A number of Microsoft products got a life extension late yesterday, but the most eye-catching is the move from 12 May 2020 to 10 November 2020 for Windows 10 1809’s end of support. The delay affects the Home, Pro, Pro Education, Pro for Workstations, and IoT Core editions of Windows 10 1809 and is in light of Microsoft’s evaluation of the public health situation and its impact.
Indeed, one IT administrator, welcoming the move, told The Register that hastily flung up remote-working infrastructure might struggle to handle a large update for thousands of machines, and a failure might leave a user with a borked workstation and no easy way of fixing it.
The rethink means that the OS, which was infamously pulled after a multitude of sins (including deleting user data), will continue to receive updates with the last occurring on 10 November 2020.
A number of Microsoft’s 2010 server products also had a sip from the Redmond fountain of life. Sharepoint Foundation and Server 2010 saw its end of support moved from 13 October 2020 to 13 April 2021 as did Project Server 2010.
Microsoft’s explanation was simple – IT teams were likely overloaded with other requests at the moment to deal with migrating off the legacy products while others might have found the move from on-premises to cloud trickier than first thought.

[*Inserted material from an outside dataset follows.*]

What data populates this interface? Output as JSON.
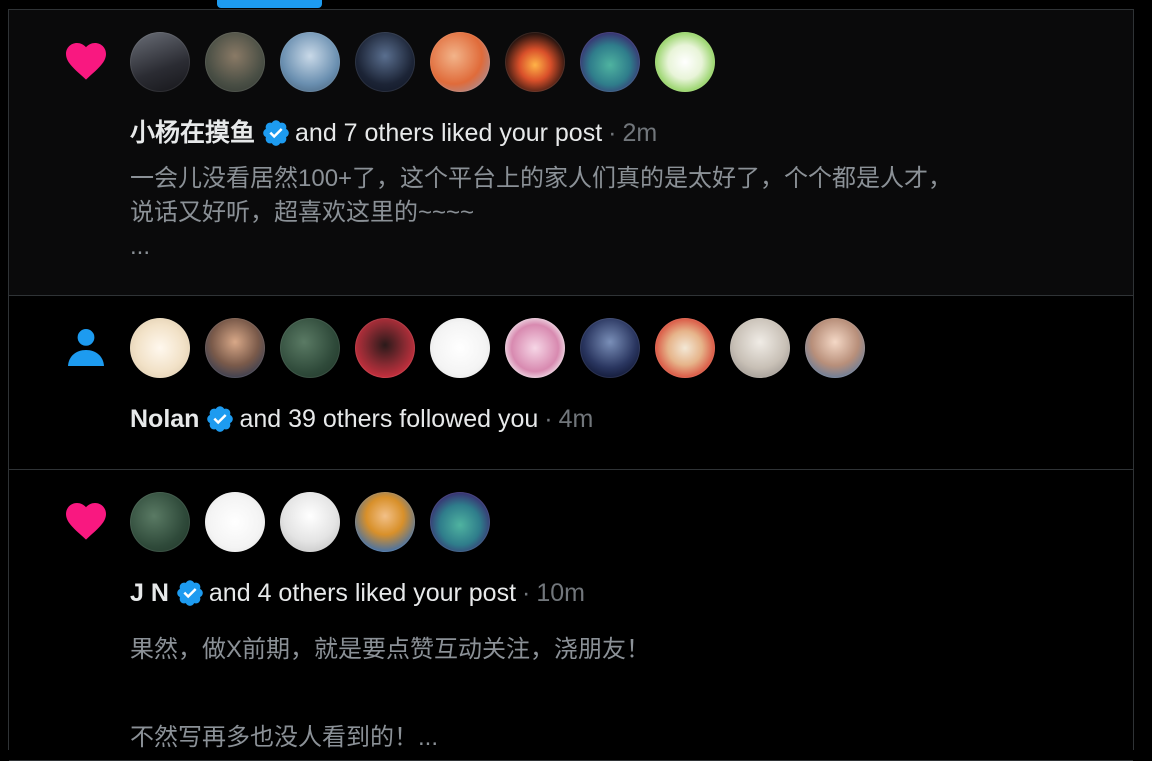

While Windows Server 1809 (Datacenter and Standard) has also had its support extended to 10 November 2020, there has been no such largesse for the company’s already snuffed products. Those still running on the likes of Windows Server 2008 or Windows Server 2008 R2 are advised to either migrate or pony up the cash for Extended Security Updates.
Similarly, while the disablement of Basic Authentication for Exchange Online has been postponed until the second half of 2021, the end of support for Exchange Server 2010 and its Office ilk is unchanged.
“We recognize,” said Microsoft, “this is an evolving situation. We will continue to listen to our customers.”